IDS/IPS with Deep learning - A Pytorch implementation of a proof-of-concept Intrusion Detection and Prevention system
This repository is my implementation of a research paper about building Intrusion Detection Systems with Deep Learning. The main model used is a sparse autoencoder connected with a softmax classifier. The link to the actual paper is here: Link to paper
The model I implemented with pytorch can be found in the autoencoder.py file.
Here's the structure of the neural network:
The other models used contains a Random Forest model, a Logistic Regression Model and a ID3 Decision Tree.
In this project, the ISCX dataset mimics a real life scenario where less than 10% of data regarding intrusions. Due to the data's highly imbalanced nature, I've decided to train each model by downsampling the data first. Whilst the downsampling decreases the accuracy slightly, it significantly increases precision and recall.
These are all testing metrics based on a 3/7 train test split. (Ranked according to best eval metrics)
| Model | Accuracy | Precision | Recall |
|---|---|---|---|
| ID3 Decision Tree | 99.74% | 99.80% | 99.74% |
| Random Forest | 98.05% | 97.45% | 98.05% |
| Sparse Autoencoder | 97.17% | N/A | N/A |
| Logistic Regression | 70.67% | 80.43% | 70.68% |
To run the program, simply install all required dependencies and run the app through
python3 main.py.
Note that all data run with this program must be first parsed through the CICFlowMeter.
Here's a sample flow of predicting network intrusion with the sparse autoencoder.
This repository contains the following:
- A python script that downloads the raw csv files needed for sampling.
To download the data from ISCX, make sure you have python 3.x installed and run
python3 downloadData.py. Then, wait until it prompts that the download is complete. The total file size is around 887 mb and would take rather long...

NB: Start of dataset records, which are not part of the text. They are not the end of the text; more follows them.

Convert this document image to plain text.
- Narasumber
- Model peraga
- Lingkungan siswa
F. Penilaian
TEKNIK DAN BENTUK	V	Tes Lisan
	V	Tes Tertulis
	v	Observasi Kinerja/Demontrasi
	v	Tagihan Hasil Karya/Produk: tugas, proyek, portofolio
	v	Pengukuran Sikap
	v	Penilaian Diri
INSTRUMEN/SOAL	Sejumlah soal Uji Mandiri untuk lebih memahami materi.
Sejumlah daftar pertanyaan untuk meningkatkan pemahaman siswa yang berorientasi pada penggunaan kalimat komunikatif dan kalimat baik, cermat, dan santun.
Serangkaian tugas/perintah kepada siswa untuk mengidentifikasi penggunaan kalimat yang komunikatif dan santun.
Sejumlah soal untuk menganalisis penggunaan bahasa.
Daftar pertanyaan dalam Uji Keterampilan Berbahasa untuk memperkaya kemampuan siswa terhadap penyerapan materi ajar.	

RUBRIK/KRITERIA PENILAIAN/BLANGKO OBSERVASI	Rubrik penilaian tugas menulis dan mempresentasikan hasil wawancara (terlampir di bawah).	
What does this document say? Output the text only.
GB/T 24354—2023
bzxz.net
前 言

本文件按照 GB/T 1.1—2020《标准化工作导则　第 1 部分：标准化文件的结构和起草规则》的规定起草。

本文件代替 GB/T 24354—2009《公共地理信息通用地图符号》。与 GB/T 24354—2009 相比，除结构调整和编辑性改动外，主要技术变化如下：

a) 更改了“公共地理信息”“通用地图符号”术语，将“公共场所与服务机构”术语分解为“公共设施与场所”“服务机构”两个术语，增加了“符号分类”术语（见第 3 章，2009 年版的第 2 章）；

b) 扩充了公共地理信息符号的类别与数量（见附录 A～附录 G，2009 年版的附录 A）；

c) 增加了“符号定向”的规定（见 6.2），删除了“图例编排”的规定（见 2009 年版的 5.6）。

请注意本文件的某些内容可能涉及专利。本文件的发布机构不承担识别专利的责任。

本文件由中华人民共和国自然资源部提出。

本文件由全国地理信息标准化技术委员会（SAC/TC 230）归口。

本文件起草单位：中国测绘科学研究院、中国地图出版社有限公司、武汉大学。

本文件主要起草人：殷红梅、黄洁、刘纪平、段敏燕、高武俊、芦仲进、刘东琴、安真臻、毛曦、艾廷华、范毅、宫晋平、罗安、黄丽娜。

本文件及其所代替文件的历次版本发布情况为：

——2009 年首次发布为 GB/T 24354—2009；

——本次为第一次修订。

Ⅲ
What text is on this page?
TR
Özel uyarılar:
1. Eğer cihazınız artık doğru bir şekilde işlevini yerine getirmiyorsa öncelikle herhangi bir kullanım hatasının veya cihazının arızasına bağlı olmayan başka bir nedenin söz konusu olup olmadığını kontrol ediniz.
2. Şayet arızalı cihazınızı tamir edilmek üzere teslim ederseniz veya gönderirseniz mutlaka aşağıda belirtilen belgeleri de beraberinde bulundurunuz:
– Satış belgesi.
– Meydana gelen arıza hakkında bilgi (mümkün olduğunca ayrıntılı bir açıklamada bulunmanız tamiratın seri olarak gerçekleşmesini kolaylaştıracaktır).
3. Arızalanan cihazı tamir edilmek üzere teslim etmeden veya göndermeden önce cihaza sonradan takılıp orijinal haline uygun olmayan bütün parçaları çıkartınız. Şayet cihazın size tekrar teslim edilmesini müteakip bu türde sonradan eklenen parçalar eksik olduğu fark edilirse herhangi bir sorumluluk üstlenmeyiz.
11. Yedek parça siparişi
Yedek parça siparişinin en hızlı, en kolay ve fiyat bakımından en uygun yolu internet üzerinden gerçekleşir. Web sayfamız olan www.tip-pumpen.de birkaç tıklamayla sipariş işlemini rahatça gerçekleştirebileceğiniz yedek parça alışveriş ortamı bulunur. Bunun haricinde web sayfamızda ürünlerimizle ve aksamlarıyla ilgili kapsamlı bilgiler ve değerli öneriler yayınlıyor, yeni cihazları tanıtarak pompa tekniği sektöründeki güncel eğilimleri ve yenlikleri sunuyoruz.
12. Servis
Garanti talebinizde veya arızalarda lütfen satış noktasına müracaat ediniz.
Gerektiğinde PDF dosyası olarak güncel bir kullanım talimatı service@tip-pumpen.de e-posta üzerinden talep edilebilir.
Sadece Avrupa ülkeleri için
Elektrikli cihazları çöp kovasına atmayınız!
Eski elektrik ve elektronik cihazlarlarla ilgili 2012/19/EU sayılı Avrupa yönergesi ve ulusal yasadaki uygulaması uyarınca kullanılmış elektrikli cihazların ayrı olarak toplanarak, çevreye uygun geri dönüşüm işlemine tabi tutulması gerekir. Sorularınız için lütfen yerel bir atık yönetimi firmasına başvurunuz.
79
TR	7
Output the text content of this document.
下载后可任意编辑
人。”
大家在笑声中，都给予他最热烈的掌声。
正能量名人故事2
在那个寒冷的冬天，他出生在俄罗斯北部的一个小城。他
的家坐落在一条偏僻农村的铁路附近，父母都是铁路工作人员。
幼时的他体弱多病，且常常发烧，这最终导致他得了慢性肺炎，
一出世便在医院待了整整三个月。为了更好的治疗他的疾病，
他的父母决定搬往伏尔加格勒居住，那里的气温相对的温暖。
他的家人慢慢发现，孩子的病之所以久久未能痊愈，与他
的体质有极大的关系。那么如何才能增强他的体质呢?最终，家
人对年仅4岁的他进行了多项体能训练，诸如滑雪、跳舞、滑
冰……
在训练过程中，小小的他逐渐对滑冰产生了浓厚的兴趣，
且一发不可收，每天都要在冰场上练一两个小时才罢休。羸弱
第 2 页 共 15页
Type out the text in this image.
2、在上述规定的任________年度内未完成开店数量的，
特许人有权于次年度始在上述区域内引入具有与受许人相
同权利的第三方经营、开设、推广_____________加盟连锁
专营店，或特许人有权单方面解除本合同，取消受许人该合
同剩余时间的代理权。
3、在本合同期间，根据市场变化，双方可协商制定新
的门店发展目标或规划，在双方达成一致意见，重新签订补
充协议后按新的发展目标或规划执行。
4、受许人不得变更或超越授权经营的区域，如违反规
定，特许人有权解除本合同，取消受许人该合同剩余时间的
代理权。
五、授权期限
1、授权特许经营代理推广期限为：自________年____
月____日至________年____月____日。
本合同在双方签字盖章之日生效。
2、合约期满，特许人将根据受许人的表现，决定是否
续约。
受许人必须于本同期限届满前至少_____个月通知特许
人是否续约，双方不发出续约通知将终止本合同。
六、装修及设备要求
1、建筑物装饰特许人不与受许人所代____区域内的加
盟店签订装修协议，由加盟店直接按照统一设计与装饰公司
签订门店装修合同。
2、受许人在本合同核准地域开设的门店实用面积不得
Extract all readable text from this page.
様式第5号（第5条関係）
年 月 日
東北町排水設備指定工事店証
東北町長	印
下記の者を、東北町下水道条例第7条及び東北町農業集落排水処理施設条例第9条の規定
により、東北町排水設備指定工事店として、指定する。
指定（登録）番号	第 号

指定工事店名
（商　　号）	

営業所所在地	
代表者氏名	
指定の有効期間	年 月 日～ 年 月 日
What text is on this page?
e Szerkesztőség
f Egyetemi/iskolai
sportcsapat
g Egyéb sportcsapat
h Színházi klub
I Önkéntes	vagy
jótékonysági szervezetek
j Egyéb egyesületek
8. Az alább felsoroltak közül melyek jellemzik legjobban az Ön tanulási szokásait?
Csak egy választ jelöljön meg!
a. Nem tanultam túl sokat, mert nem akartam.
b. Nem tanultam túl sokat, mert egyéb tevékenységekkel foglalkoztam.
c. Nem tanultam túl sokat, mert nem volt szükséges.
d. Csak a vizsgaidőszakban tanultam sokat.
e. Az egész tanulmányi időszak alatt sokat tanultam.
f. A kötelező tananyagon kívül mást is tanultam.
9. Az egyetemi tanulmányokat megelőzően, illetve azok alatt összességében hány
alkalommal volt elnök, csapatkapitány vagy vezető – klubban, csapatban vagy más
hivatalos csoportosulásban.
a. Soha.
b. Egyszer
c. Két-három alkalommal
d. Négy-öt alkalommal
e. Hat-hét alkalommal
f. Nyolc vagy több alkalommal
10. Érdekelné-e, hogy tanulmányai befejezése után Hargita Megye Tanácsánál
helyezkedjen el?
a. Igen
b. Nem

- A Jupyter notebook that contains my proof of concept code for a deep learning framework that detects intrusions. It also contains everything from data wrangling to creating baseline models such as KMeans and an Autoencoder network.
To run the notebook above, have Anaconda installed and run
jupyter notebook POC.ipynbin the downloaded repository.
- A set of python scripts that walkthrough all the steps needed to build a model for prediction.
To ensure the data is compatible with the model, make sure to run the PCAP file through ISCX's CICFlowMeter. Then, simply run
python3 main.pyand the program will step you through the model building process.